Unfortunately for Gillard, and the city, the embattled bylaw manager has not whispered a word publicly about these awful accusations after all these months.

No denial, no apology, only silence. This may prove strategically sound to keep his job but does nothing to cure the cancer that has eaten away his credibility as manager of municipal enforcement.

The longer he remains in his current position, the more the cancer will spread through his department, and to city hall in general.

The fact is, even if he were to suddenly claim innocence, his decision to remain silent while the public were outraged and disgusted makes him unfit for the job.

It’s worth pointing out despite the city’s initial panicked decision to try and contain the contagion by temporarily shutting down its security cameras when allegations first broke, it remains entirely unknown whether Gillard still has access to the cameras now.
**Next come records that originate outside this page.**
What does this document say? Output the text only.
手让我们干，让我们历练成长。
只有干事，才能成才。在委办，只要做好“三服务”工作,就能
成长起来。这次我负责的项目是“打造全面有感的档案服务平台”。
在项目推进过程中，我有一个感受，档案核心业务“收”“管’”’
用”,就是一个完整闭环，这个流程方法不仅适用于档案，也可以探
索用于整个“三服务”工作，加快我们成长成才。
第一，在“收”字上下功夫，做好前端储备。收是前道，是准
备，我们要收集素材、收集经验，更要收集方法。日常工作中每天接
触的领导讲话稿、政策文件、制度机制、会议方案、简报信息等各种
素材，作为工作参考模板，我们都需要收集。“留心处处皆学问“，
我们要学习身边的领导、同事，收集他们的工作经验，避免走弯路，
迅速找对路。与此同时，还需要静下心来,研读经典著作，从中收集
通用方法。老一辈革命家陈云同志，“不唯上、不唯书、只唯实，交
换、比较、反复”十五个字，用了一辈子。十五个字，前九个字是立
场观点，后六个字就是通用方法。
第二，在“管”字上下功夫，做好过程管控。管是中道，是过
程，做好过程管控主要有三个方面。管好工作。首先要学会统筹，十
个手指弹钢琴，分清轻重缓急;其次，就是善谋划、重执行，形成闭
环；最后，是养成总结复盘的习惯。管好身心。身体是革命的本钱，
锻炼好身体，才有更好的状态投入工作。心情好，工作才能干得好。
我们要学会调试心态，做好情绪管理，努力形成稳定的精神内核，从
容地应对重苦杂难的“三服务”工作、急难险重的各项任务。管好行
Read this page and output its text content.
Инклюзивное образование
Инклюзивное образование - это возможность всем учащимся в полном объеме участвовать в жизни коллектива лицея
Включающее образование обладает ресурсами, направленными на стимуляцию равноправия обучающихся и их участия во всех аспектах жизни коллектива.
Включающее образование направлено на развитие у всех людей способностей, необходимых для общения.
The ambiguity of the present situation cannot endure. Technically, what happens to Gillard or anyone else in the municipal enforcement division is not up to council. Hiring, firing and disciplining city staff is the responsibility of senior administrative officer Shelia Bassi-Kellett.

But there is an election going on and incumbent councillors running for mayor and council – Bassi-Kellett’s current bosses – will soon be going door to door. They likely do not want to risk making Gillard and the ongoing status quo a campaign issue.

To be fair, this is not as easy of a case as it may seem. There is considerable potential cost liability to taxpayers to consider, not only in the case of Gillard should he be fired and choose to fight but also from residents who may have been spied on by city cameras.

Either way, there is bound to be an unhappy outcome. If the city feels it still doesn’t have enough of a case to dismiss with cause despite the investigation’s findings, the easiest solution might be to find Gillard another job, one that retains the salary and benefits but doesn’t have the title “manager” in it or has anything to do with video cameras.

Governments are full of embarrassments who were easier to pull from the limelight than put out to pasture. In any event, Gillard cannot stay in his current job if the city hopes to restore public trust.